The problem is though that these sources are scarce and unreliable, the Civil War years still remaining under a pacto del olvido (a pact of forgetting), with only a prominent Irish writer Ian Gibson making serious investigations into this area, particularly on the subject of García Lorca. Morrison’s film however relies rather more on the untrustworthy memoirs of Salvador Dalí, a man who never said or created anything in his mature years that wasn’t for money or effect. The film then takes Dalí’s descriptions of a number of awkward, fleeting and perhaps not entirely consummated homosexual encounters between himself and Lorca as the keystones of the film and factors that would influence the direction that they would subsequently follow, with a homophobic Buñuel - shown beating up queers in the park - falling out with them in disgust at their liaison, or perhaps jealous of their closeness until he is able to lure Dalí to Paris with him.
Faced with the choice of showing men at desks writing or painting on a canvas in periods of deep emotional fervour or simply talking to each other about how they are going to change the world, Morrison’s approach is a brave one. There is certain a number of such incidents - the over-dubbed flatly-intoned Spanish poetry recitations in particular never coming to life on the screen - but this is well balanced with a viewpoint that shows a human side to the characters and the mutual attraction between several extreme and driven personalities. These personalities are generally large enough to compensate for the rather shapelessness of the film and general lack of drama - Robert Pattinson’s current fan popularity in particular looking like being a key piece of casting as he acquits himself well throughout the range of Dalí’s personal traits, initially shy but later developing grand mannerisms and amusing twitchiness.

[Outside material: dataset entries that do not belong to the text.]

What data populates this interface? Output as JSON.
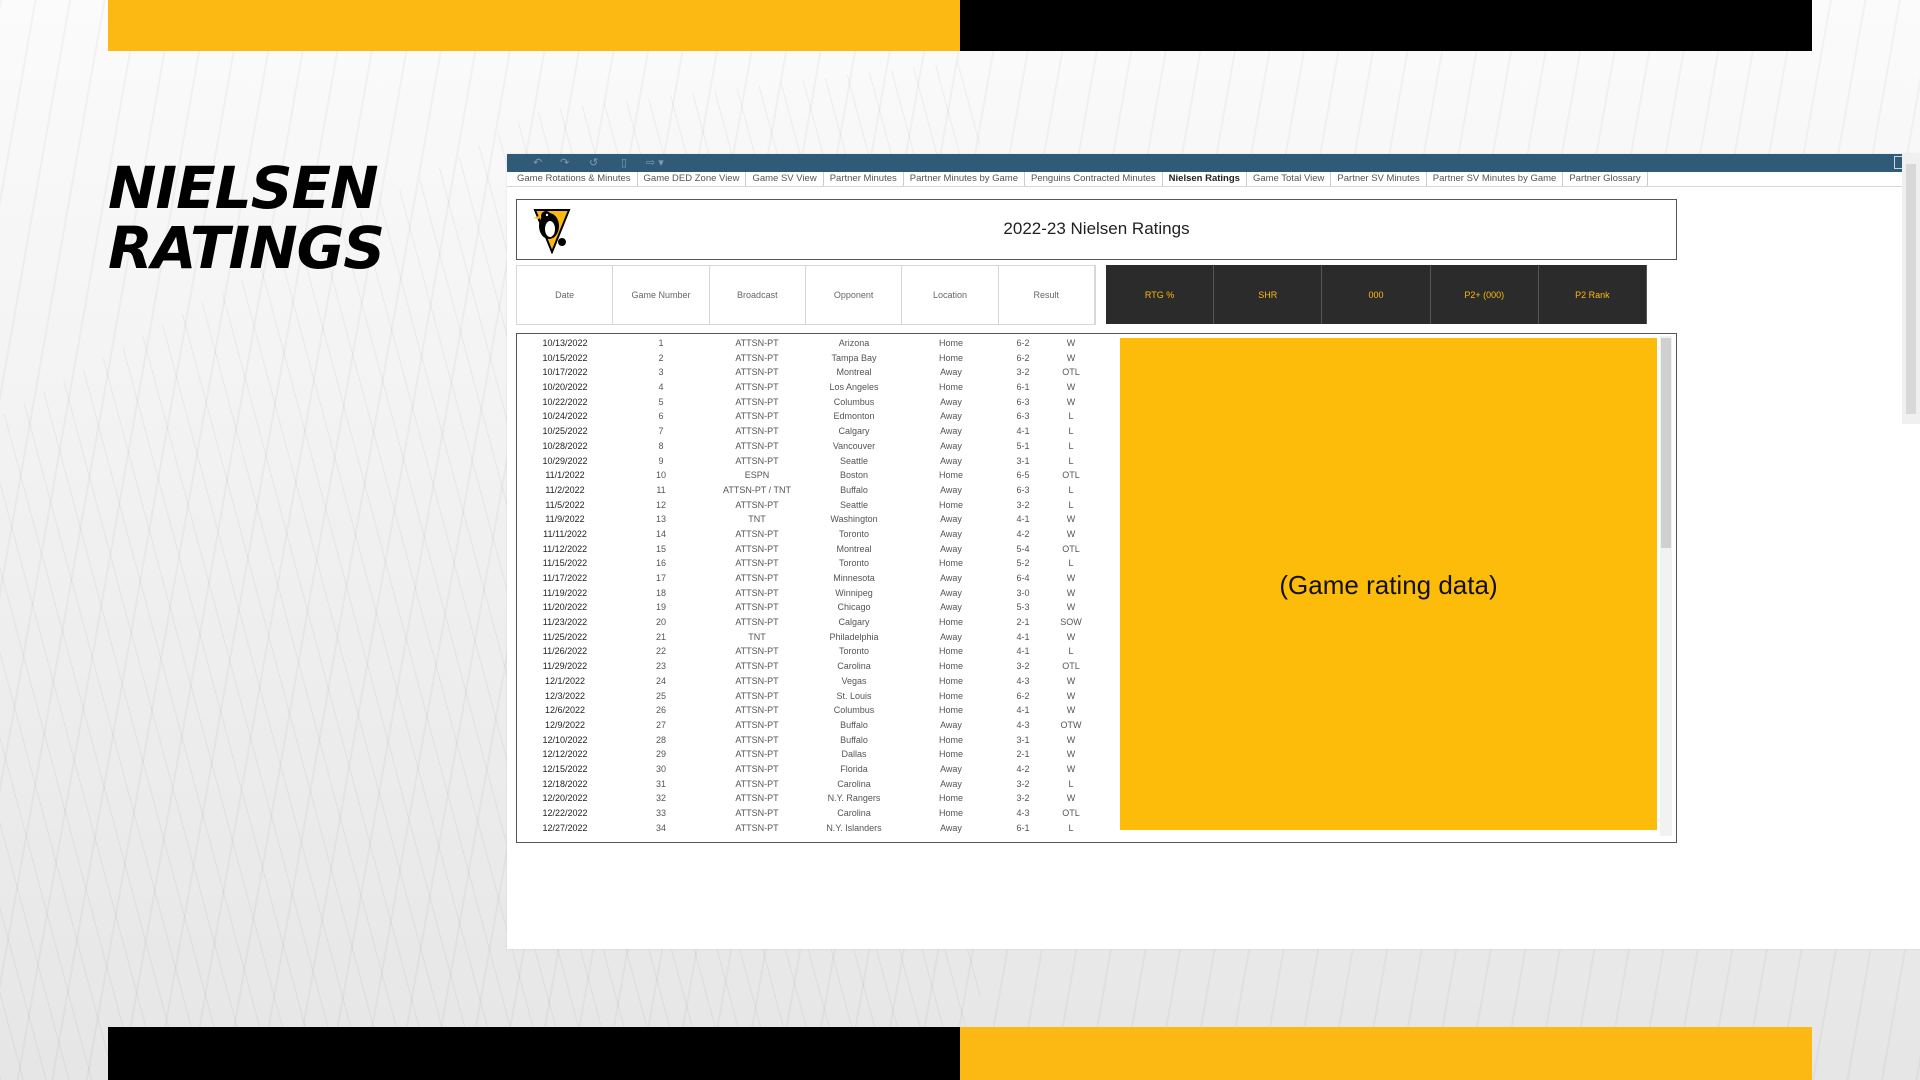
{
  "slide": {
    "title_line1": "NIELSEN",
    "title_line2": "RATINGS"
  },
  "colors": {
    "brand_yellow": "#fdb913",
    "brand_black": "#000000",
    "toolbar": "#2f5b78",
    "placeholder": "#fdbc0a"
  },
  "tabs": [
    {
      "label": "Game Rotations & Minutes",
      "active": false
    },
    {
      "label": "Game DED Zone View",
      "active": false
    },
    {
      "label": "Game SV View",
      "active": false
    },
    {
      "label": "Partner Minutes",
      "active": false
    },
    {
      "label": "Partner Minutes by Game",
      "active": false
    },
    {
      "label": "Penguins Contracted Minutes",
      "active": false
    },
    {
      "label": "Nielsen Ratings",
      "active": true
    },
    {
      "label": "Game Total View",
      "active": false
    },
    {
      "label": "Partner SV Minutes",
      "active": false
    },
    {
      "label": "Partner SV Minutes by Game",
      "active": false
    },
    {
      "label": "Partner Glossary",
      "active": false
    }
  ],
  "dashboard": {
    "title": "2022-23 Nielsen Ratings",
    "placeholder": "(Game rating data)",
    "columns": [
      "Date",
      "Game Number",
      "Broadcast",
      "Opponent",
      "Location",
      "Result"
    ],
    "metrics": [
      "RTG %",
      "SHR",
      "000",
      "P2+ (000)",
      "P2 Rank"
    ]
  },
  "games": [
    [
      "10/13/2022",
      "1",
      "ATTSN-PT",
      "Arizona",
      "Home",
      "6-2",
      "W"
    ],
    [
      "10/15/2022",
      "2",
      "ATTSN-PT",
      "Tampa Bay",
      "Home",
      "6-2",
      "W"
    ],
    [
      "10/17/2022",
      "3",
      "ATTSN-PT",
      "Montreal",
      "Away",
      "3-2",
      "OTL"
    ],
    [
      "10/20/2022",
      "4",
      "ATTSN-PT",
      "Los Angeles",
      "Home",
      "6-1",
      "W"
    ],
    [
      "10/22/2022",
      "5",
      "ATTSN-PT",
      "Columbus",
      "Away",
      "6-3",
      "W"
    ],
    [
      "10/24/2022",
      "6",
      "ATTSN-PT",
      "Edmonton",
      "Away",
      "6-3",
      "L"
    ],
    [
      "10/25/2022",
      "7",
      "ATTSN-PT",
      "Calgary",
      "Away",
      "4-1",
      "L"
    ],
    [
      "10/28/2022",
      "8",
      "ATTSN-PT",
      "Vancouver",
      "Away",
      "5-1",
      "L"
    ],
    [
      "10/29/2022",
      "9",
      "ATTSN-PT",
      "Seattle",
      "Away",
      "3-1",
      "L"
    ],
    [
      "11/1/2022",
      "10",
      "ESPN",
      "Boston",
      "Home",
      "6-5",
      "OTL"
    ],
    [
      "11/2/2022",
      "11",
      "ATTSN-PT / TNT",
      "Buffalo",
      "Away",
      "6-3",
      "L"
    ],
    [
      "11/5/2022",
      "12",
      "ATTSN-PT",
      "Seattle",
      "Home",
      "3-2",
      "L"
    ],
    [
      "11/9/2022",
      "13",
      "TNT",
      "Washington",
      "Away",
      "4-1",
      "W"
    ],
    [
      "11/11/2022",
      "14",
      "ATTSN-PT",
      "Toronto",
      "Away",
      "4-2",
      "W"
    ],
    [
      "11/12/2022",
      "15",
      "ATTSN-PT",
      "Montreal",
      "Away",
      "5-4",
      "OTL"
    ],
    [
      "11/15/2022",
      "16",
      "ATTSN-PT",
      "Toronto",
      "Home",
      "5-2",
      "L"
    ],
    [
      "11/17/2022",
      "17",
      "ATTSN-PT",
      "Minnesota",
      "Away",
      "6-4",
      "W"
    ],
    [
      "11/19/2022",
      "18",
      "ATTSN-PT",
      "Winnipeg",
      "Away",
      "3-0",
      "W"
    ],
    [
      "11/20/2022",
      "19",
      "ATTSN-PT",
      "Chicago",
      "Away",
      "5-3",
      "W"
    ],
    [
      "11/23/2022",
      "20",
      "ATTSN-PT",
      "Calgary",
      "Home",
      "2-1",
      "SOW"
    ],
    [
      "11/25/2022",
      "21",
      "TNT",
      "Philadelphia",
      "Away",
      "4-1",
      "W"
    ],
    [
      "11/26/2022",
      "22",
      "ATTSN-PT",
      "Toronto",
      "Home",
      "4-1",
      "L"
    ],
    [
      "11/29/2022",
      "23",
      "ATTSN-PT",
      "Carolina",
      "Home",
      "3-2",
      "OTL"
    ],
    [
      "12/1/2022",
      "24",
      "ATTSN-PT",
      "Vegas",
      "Home",
      "4-3",
      "W"
    ],
    [
      "12/3/2022",
      "25",
      "ATTSN-PT",
      "St. Louis",
      "Home",
      "6-2",
      "W"
    ],
    [
      "12/6/2022",
      "26",
      "ATTSN-PT",
      "Columbus",
      "Home",
      "4-1",
      "W"
    ],
    [
      "12/9/2022",
      "27",
      "ATTSN-PT",
      "Buffalo",
      "Away",
      "4-3",
      "OTW"
    ],
    [
      "12/10/2022",
      "28",
      "ATTSN-PT",
      "Buffalo",
      "Home",
      "3-1",
      "W"
    ],
    [
      "12/12/2022",
      "29",
      "ATTSN-PT",
      "Dallas",
      "Home",
      "2-1",
      "W"
    ],
    [
      "12/15/2022",
      "30",
      "ATTSN-PT",
      "Florida",
      "Away",
      "4-2",
      "W"
    ],
    [
      "12/18/2022",
      "31",
      "ATTSN-PT",
      "Carolina",
      "Away",
      "3-2",
      "L"
    ],
    [
      "12/20/2022",
      "32",
      "ATTSN-PT",
      "N.Y. Rangers",
      "Home",
      "3-2",
      "W"
    ],
    [
      "12/22/2022",
      "33",
      "ATTSN-PT",
      "Carolina",
      "Home",
      "4-3",
      "OTL"
    ],
    [
      "12/27/2022",
      "34",
      "ATTSN-PT",
      "N.Y. Islanders",
      "Away",
      "6-1",
      "L"
    ]
  ]
}
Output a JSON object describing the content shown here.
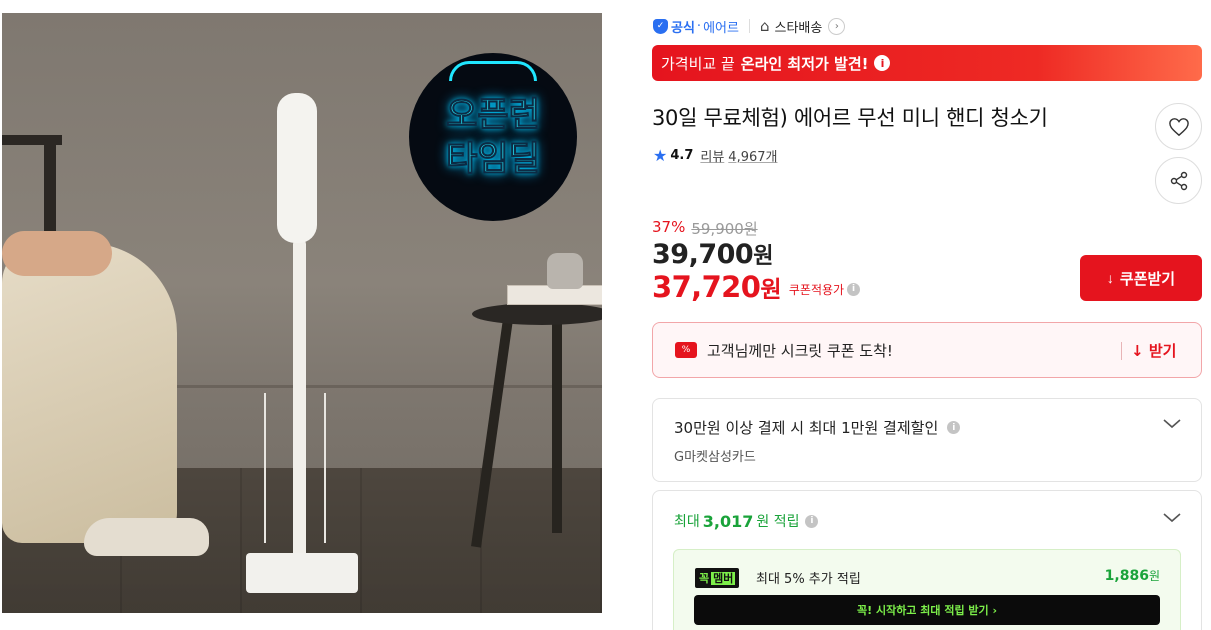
{
  "image": {
    "badge_lines": [
      "오픈런",
      "타임딜"
    ]
  },
  "seller": {
    "official_label": "공식",
    "dot": "·",
    "name": "에어르",
    "store_icon": "home-icon",
    "store_label": "스타배송",
    "chevron": "›"
  },
  "banner": {
    "text": "가격비교 끝",
    "highlight": "온라인 최저가 발견!",
    "info": "i",
    "color": "#e5141e"
  },
  "product": {
    "title": "30일 무료체험) 에어르 무선 미니 핸디 청소기",
    "rating_icon": "star-icon",
    "rating": "4.7",
    "review_label": "리뷰",
    "review_count": "4,967개"
  },
  "actions": {
    "wishlist_icon": "heart-icon",
    "share_icon": "share-icon"
  },
  "price": {
    "discount_rate": "37%",
    "original": "59,900원",
    "sale_amount": "39,700",
    "sale_unit": "원",
    "coupon_amount": "37,720",
    "coupon_unit": "원",
    "coupon_note": "쿠폰적용가",
    "info": "i"
  },
  "coupon_button": {
    "icon": "↓",
    "label": "쿠폰받기"
  },
  "secret_coupon": {
    "icon_text": "%",
    "text": "고객님께만 시크릿 쿠폰 도착!",
    "action_icon": "↓",
    "action_label": "받기"
  },
  "card_discount": {
    "title": "30만원 이상 결제 시 최대 1만원 결제할인",
    "info": "i",
    "subtitle": "G마켓삼성카드",
    "chevron": "⌄"
  },
  "points": {
    "prefix": "최대",
    "amount": "3,017",
    "suffix": "원 적립",
    "info": "i",
    "chevron": "⌄",
    "member": {
      "badge_a": "꼭",
      "badge_b": "멤버",
      "text": "최대 5% 추가 적립",
      "amount": "1,886",
      "unit": "원",
      "cta": "꼭! 시작하고 최대 적립 받기  ›"
    },
    "accent_color": "#1aa33a"
  }
}
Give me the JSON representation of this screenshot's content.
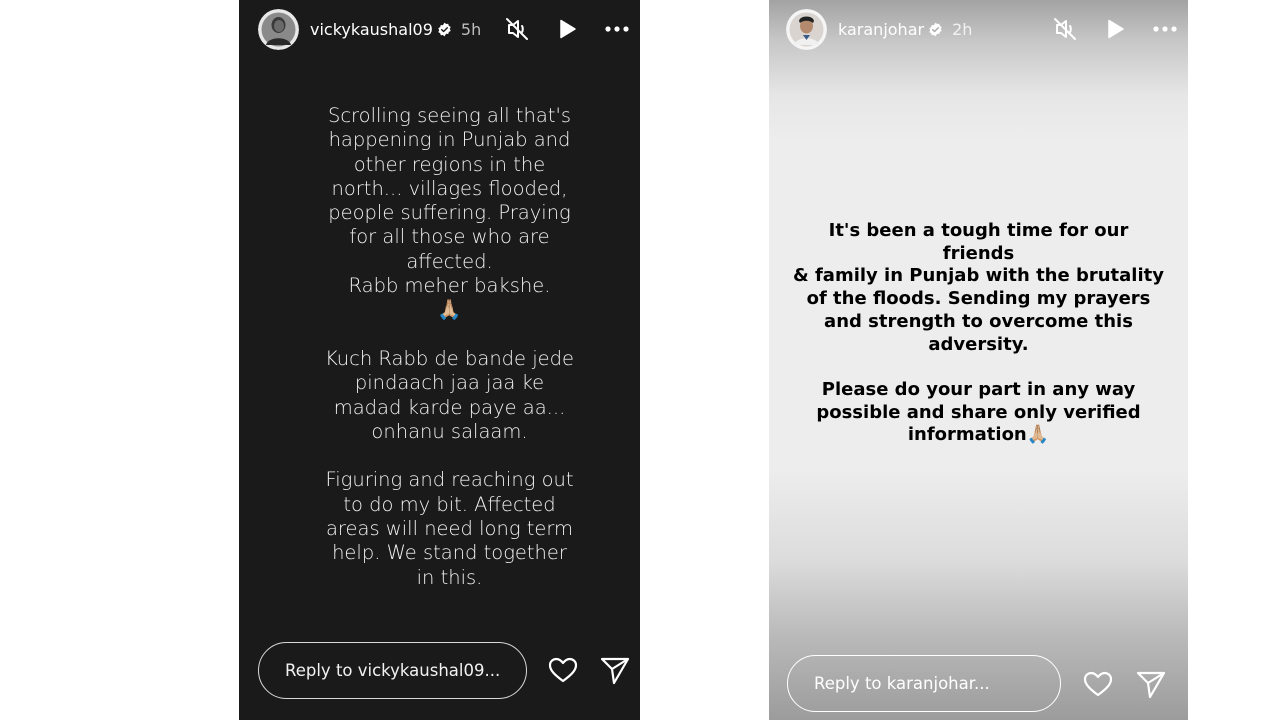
{
  "left_story": {
    "username": "vickykaushal09",
    "time": "5h",
    "text": "Scrolling seeing all that's\nhappening in Punjab and\nother regions in the\nnorth... villages flooded,\npeople suffering. Praying\nfor all those who are\naffected.\nRabb meher bakshe.\n🙏🏼\n\nKuch Rabb de bande jede\npindaach jaa jaa ke\nmadad karde paye aa...\nonhanu salaam.\n\nFiguring and reaching out\nto do my bit. Affected\nareas will need long term\nhelp. We stand together\nin this.",
    "reply_placeholder": "Reply to vickykaushal09...",
    "icons": [
      "verified-badge",
      "muted-speaker-icon",
      "play-icon",
      "more-icon",
      "heart-icon",
      "send-icon"
    ]
  },
  "right_story": {
    "username": "karanjohar",
    "time": "2h",
    "text": "It's been a tough time for our friends\n& family in Punjab with the brutality\nof the floods. Sending my prayers\nand strength to overcome this\nadversity.\n\nPlease do your part in any way\npossible and share only verified\ninformation🙏🏼",
    "reply_placeholder": "Reply to karanjohar...",
    "icons": [
      "verified-badge",
      "muted-speaker-icon",
      "play-icon",
      "more-icon",
      "heart-icon",
      "send-icon"
    ]
  },
  "colors": {
    "left_background": "#1a1a1a",
    "right_background": "#ededed",
    "page_background": "#ffffff"
  }
}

The emphasis on the did-they-or-didn’t-they love affairs however are ultimately to the detriment of the deeper political and anti-establishment motivations of the characters which are barely alluded to and not given sufficient weight for the tragedy that is to later occur. Perhaps budgetary concerns come into play, with only some stock footage of the beginnings of the Civil War, radio announcements, and a poorly delivered sequence of Lorca’s off-screen arrest, but the impact of his assassination is nonetheless partly achieved and fully felt, if not on the level of its political, social and cultural significance, at least on the level of a human tragedy.